While we still do not have a precise release date, for context, the summer season officially began on June 1st and runs through August 31st. In other words, assuming no further delays, Valve will release its highly-anticipated Steam Machine sometime within the next 12 weeks.
Valve provided the update as an aside to the Steam Machine and Steam Machine being added to its Verified program, which was initially designed to inform gamers how well a game will run on handheld devices.
"We’re excited for players to try your titles on the new Steam hardware once they launch this summer," Valve says.
The other big question mark relates to cost and Valve declined to offer clarity on that front. It's possible that pricing has not been finalized even though a release is now imminent, though it's also possible that Valve is hoping to avoid sticker shock for long as possible.

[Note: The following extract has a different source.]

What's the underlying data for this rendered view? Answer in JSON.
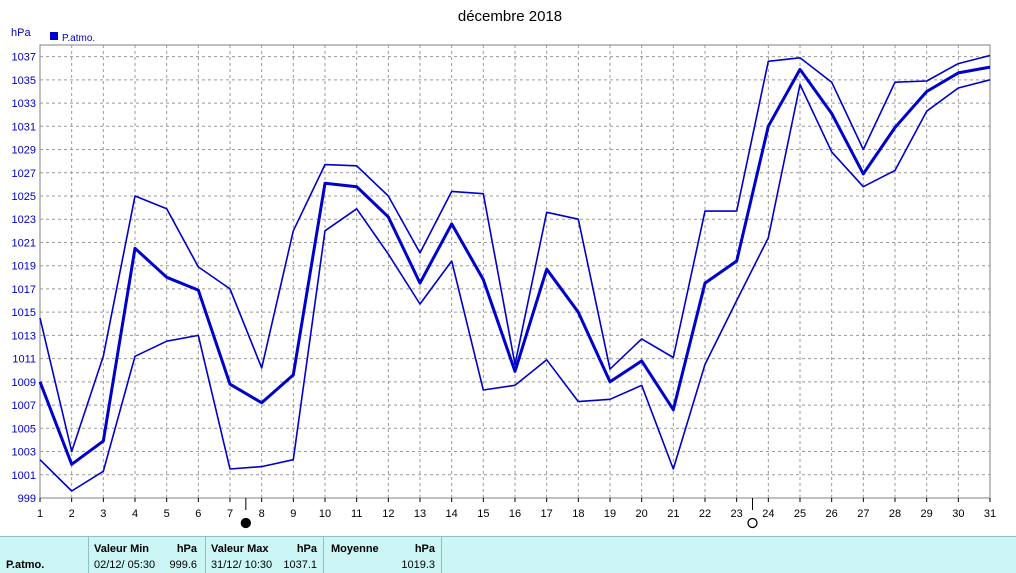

Pricing is really the elephant in the room, especially on the heels of Valve
raising the cost of its Steam Deck OLED last week. The base model with with 512GB of storage now runs $789 and the 1TB model costs $949. Those represent price increases of $240 and $300, respectively.
Valve is not being greedy, and instead is
responding to market economics in the wake of an AI-driven shortage of memory and storage chips. The company stated as much when it announced the price increase, saying the new MSRPs "reflect the current state of component costs and other global logistic challenges across the industry as a whole."
It's not unusual for console makers to take a hit on hardware costs and make it up on software (games), but these are unique times we are in. The Steam Deck may or may not serve as a baseline for pricing expectation. Related, Valve doubled down on the claim that the Steam Machine is "roughly six times as powerful as a Steam Deck."
"Long story short: If your game already runs well on Deck, it will also run well on Machine with no extra work required from you. And if it doesn't run great on Deck because of CPU or GPU performance, it may still run great on Machine. If you have games like this, you don't have to take any action: We're already testing every title on Machine that fell below our performance requirements on Deck," Valve states in its
blog post.
Now that we're a week into summer, our remaining questions about the Steam Frame should be answered soon enough.